Members of the Bulgarian weightlifting team had one goal—perform Olympic-style lifts. And while they had the time and resources to work out four times a day, we assume you won’t be going to the gym more than once daily. Furthermore, unless you’re a competitive weightlifter, you’re unconcerned with how much iron you can lift for one rep. In that sense, the chief goal of the Bulgarian method is antithetical to bodybuilding, which is all about stimulating growth in all muscles and not at all about single-rep strength in the snatch and the clean and jerk.
Still, the Bulgarian method has applications for muscle growth. First, it can be adapted to a program more conducive to growth. As in our sample routine, select four to five compound exercises that together hit most body parts. Keep your reps in the eight to 12 range, and push sets to failure. Perform this same routine at least four times per week and continually strive to use more weight or get more reps. Alternate one week of Bulgarian-style training with two weeks of a more traditional bodybuilding routine.
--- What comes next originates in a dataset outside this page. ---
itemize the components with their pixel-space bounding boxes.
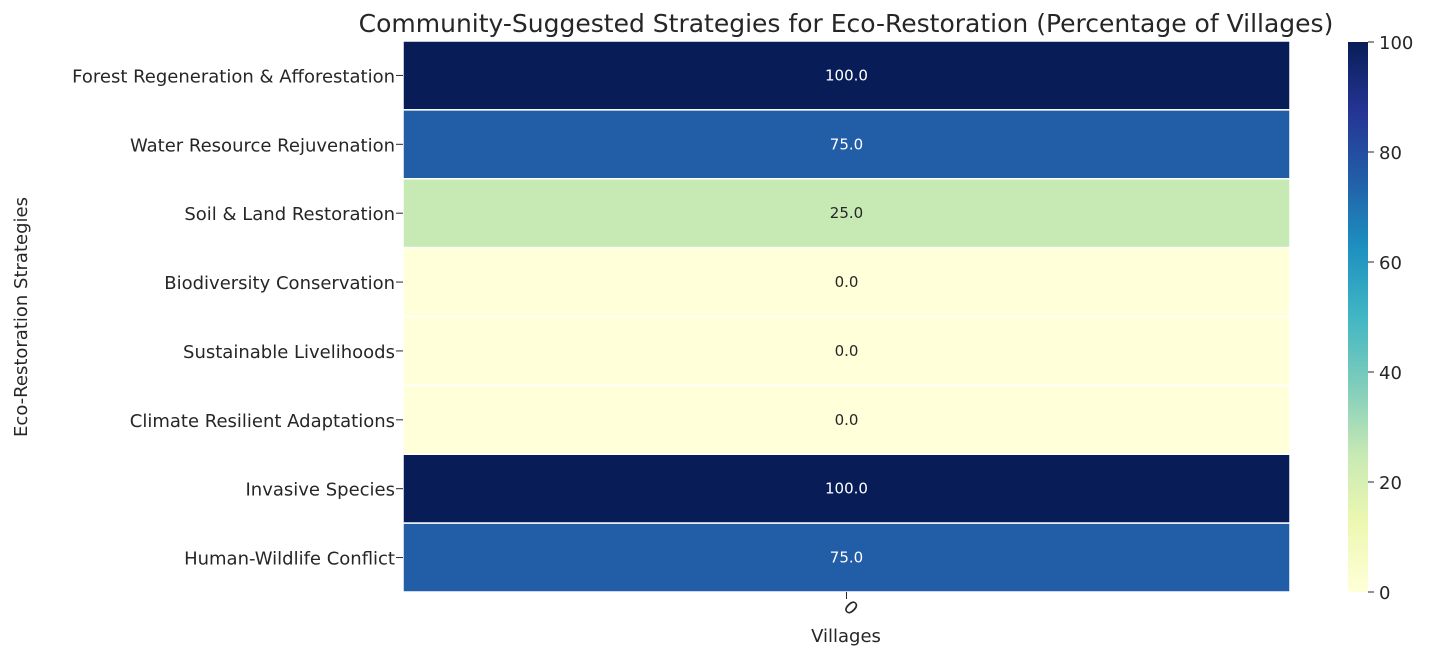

You can also do one exercise throughout a day. No, you won’t need to live in a gym. You can do curls with just a barbell or dumbbell, or you can work triceps with close-grip pushups. Do five sets of the exercise, ideally for eight to 12 reps (though depending on the exercise and your strength, you may need to go higher), and do four or five such workouts in a day. Go through this one-exercise overload day once or twice per week in addition to your regular training, and skip working this targeted body part in your regular workouts.
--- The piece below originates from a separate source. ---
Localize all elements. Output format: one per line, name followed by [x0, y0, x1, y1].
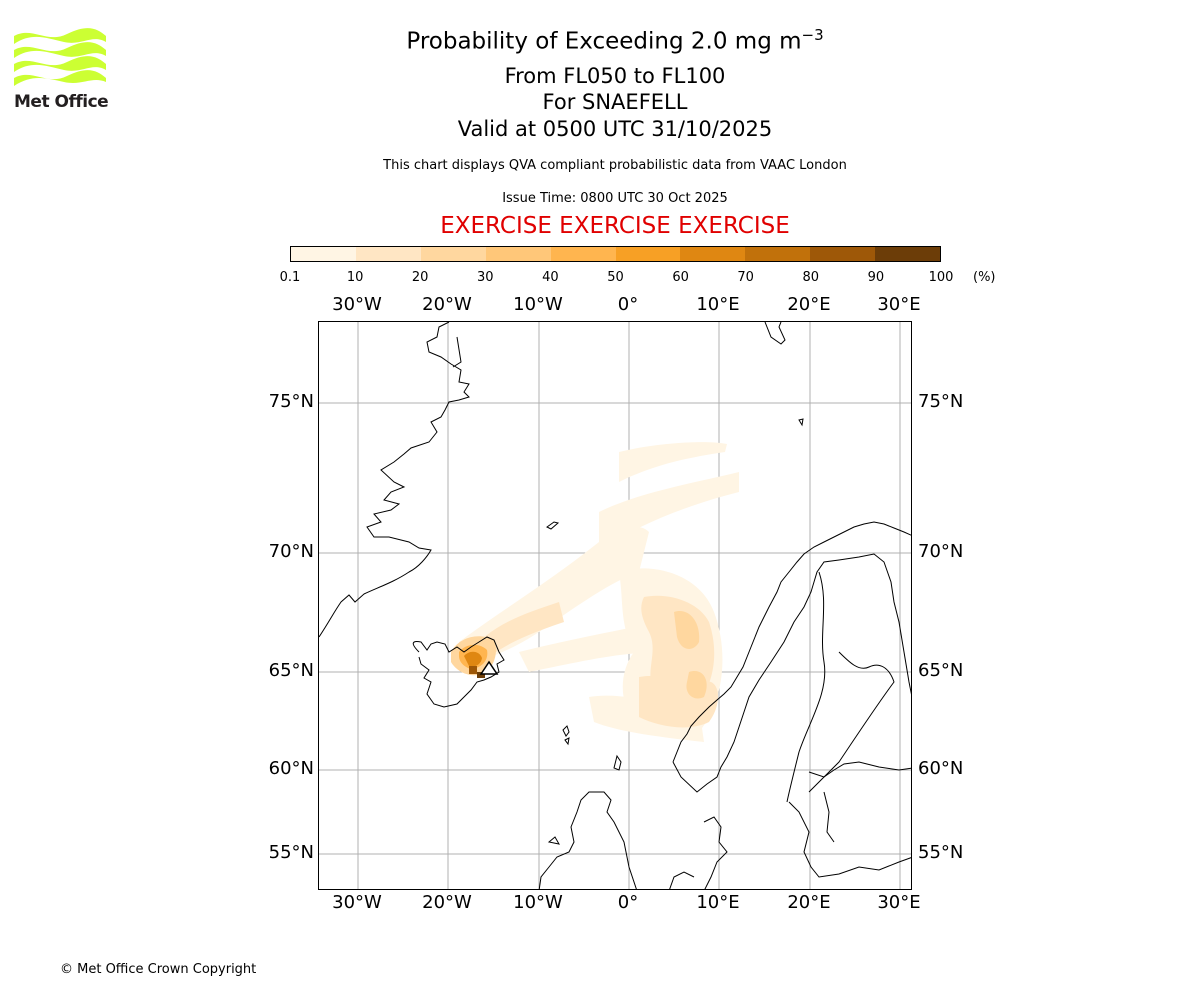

Whether you’re contemplating doing the same five-exercise workout five times per week or you hit one body part five times in a day, it probably seems crazy. That’s what they said about Abadjiev’s innovation—until the Bulgarians repeatedly brought home the most medals. The method’s “craziness” is the key to its effectiveness because it forces your muscles to adapt to frequent and unexpected stress by growing stronger and bigger.